Polwart is observably well-rehearsed, yet also engagingly conversational as she takes us from her love of Fala Moor, near her home village of Pathhead, Midlothian, to her concerns for the fragility of both the planet and the human race. The show’s title comes from its central metaphor, the flight of a skein of pink-footed geese (which the performer calls “airborne socialists”). The geese shift in formation, taking the brunt of the headwind at one moment, but soon getting their chance to shelter behind other birds.
There is, in the storytelling as much as in the lovely songs, a touching humanism, an urgent environmentalism and an impressive knowledge. Polwart’s perspective, like the show’s conception itself, is quite unique.
There is a lovely rhythm to the piece, with truly ingenious sound work by Pippa Murphy (which, among other things, merges live and recorded voice and music quite brilliantly). One can understand readily why Greig (who is dramaturg on the show) was keen to stage the piece, even if, at an-hour-and-three-quarters, it feels in need of a little trimming.
From a production by the Royal Lyceum Theatre Company to the major Fringe offering from its near neighbour, Scotland’s new writing theatre, the Traverse. Milk by Ross Dunsmore has a remarkably similar, triangular structure to Stef Smith’s Swallow, which headlined last year’s Traverse Fringe programme.
In Dunsmore’s play, which is directed by the Traverse’s artistic director Orla O’Loughlin, we are witness to the sometimes improbably connected crises of not-quite school sweethearts Steph and Ash, new parents Nicole and Danny, and frightened, impoverished elderly couple May and Cyril. Dunsmore goes for nothing short of the complete cycle of life, from birth to death, and much of what happens in between.
At its best, namely, the story of May and Cyril, the play has an affecting, Beckettian dimension. Played beautifully by Ann Louise Ross and Tam Dean Burn, theirs is a co-dependency which cannot be broken, even by death.

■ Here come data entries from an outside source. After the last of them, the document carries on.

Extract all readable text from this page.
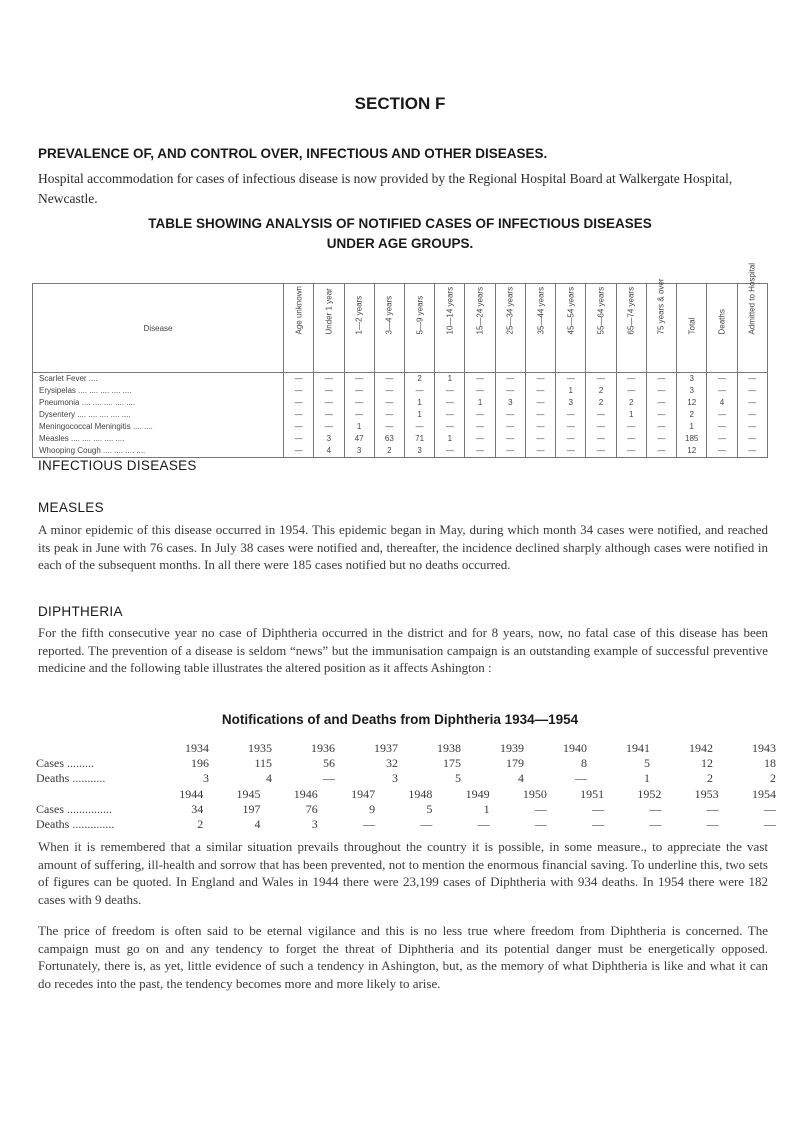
SECTION F
PREVALENCE OF, AND CONTROL OVER, INFECTIOUS AND OTHER DISEASES.
Hospital accommodation for cases of infectious disease is now provided by the Regional Hospital Board at Walkergate Hospital, Newcastle.
TABLE SHOWING ANALYSIS OF NOTIFIED CASES OF INFECTIOUS DISEASES
UNDER AGE GROUPS.
Disease	Age unknown	Under 1 year	1—2 years	3—4 years	5—9 years	10—14 years	15—24 years	25—34 years	35—44 years	45—54 years	55—64 years	65—74 years	75 years & over	Total	Deaths	Admitted to Hospital

Scarlet Fever ....	—	—	—	—	2	1	—	—	—	—	—	—	—	3	—	—
Erysipelas .... .... .... .... ....	—	—	—	—	—	—	—	—	—	1	2	—	—	3	—	—
Pneumonia .... .... .... .... ....	—	—	—	—	1	—	1	3	—	3	2	2	—	12	4	—
Dysentery .... .... .... .... ....	—	—	—	—	1	—	—	—	—	—	—	1	—	2	—	—
Meningococcal Meningitis .... ....	—	—	1	—	—	—	—	—	—	—	—	—	—	1	—	—
Measles .... .... .... .... ....	—	3	47	63	71	1	—	—	—	—	—	—	—	185	—	—
Whooping Cough .... .... .... ....	—	4	3	2	3	—	—	—	—	—	—	—	—	12	—	—
INFECTIOUS DISEASES
MEASLES
A minor epidemic of this disease occurred in 1954. This epidemic began in May, during which month 34 cases were notified, and reached its peak in June with 76 cases. In July 38 cases were notified and, thereafter, the incidence declined sharply although cases were notified in each of the subsequent months. In all there were 185 cases notified but no deaths occurred.
DIPHTHERIA
For the fifth consecutive year no case of Diphtheria occurred in the district and for 8 years, now, no fatal case of this disease has been reported. The prevention of a disease is seldom “news” but the immunisation campaign is an outstanding example of successful preventive medicine and the following table illustrates the altered position as it affects Ashington :
Notifications of and Deaths from Diphtheria 1934—1954
	1934	1935	1936	1937	1938	1939	1940	1941	1942	1943
Cases .........	196	115	56	32	175	179	8	5	12	18
Deaths ...........	3	4	—	3	5	4	—	1	2	2
	1944	1945	1946	1947	1948	1949	1950	1951	1952	1953	1954
Cases ...............	34	197	76	9	5	1	—	—	—	—	—
Deaths ..............	2	4	3	—	—	—	—	—	—	—	—
When it is remembered that a similar situation prevails throughout the country it is possible, in some measure., to appreciate the vast amount of suffering, ill-health and sorrow that has been prevented, not to mention the enormous financial saving. To underline this, two sets of figures can be quoted. In England and Wales in 1944 there were 23,199 cases of Diphtheria with 934 deaths. In 1954 there were 182 cases with 9 deaths.
The price of freedom is often said to be eternal vigilance and this is no less true where freedom from Diphtheria is concerned. The campaign must go on and any tendency to forget the threat of Diphtheria and its potential danger must be energetically opposed. Fortunately, there is, as yet, little evidence of such a tendency in Ashington, but, as the memory of what Diphtheria is like and what it can do recedes into the past, the tendency becomes more and more likely to arise.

However, there is an inconsistency in Dunsmore’s writing. The characterisations of the teenagers teeter on the brink of cliche early on (despite nice performances from Helen Mallon and Cristian Ortega). Meanwhile the anguish of Nicole’s inability to breastfeed her newborn tips over into histrionics (a fault that lies in the writer overstretching himself, rather than in the fine acting of Melody Grove and Ryan Fletcher).
The frustration of the piece (which is Dunsmore’s first full length play) is that it simultaneously tries to tackle too many issues, whilst never quite establishing a convincing rhythm or tone. That said, the drama has promising flashes of good writing, even if it is poorly served by Fred Meller’s unmemorable, neon-flashing set.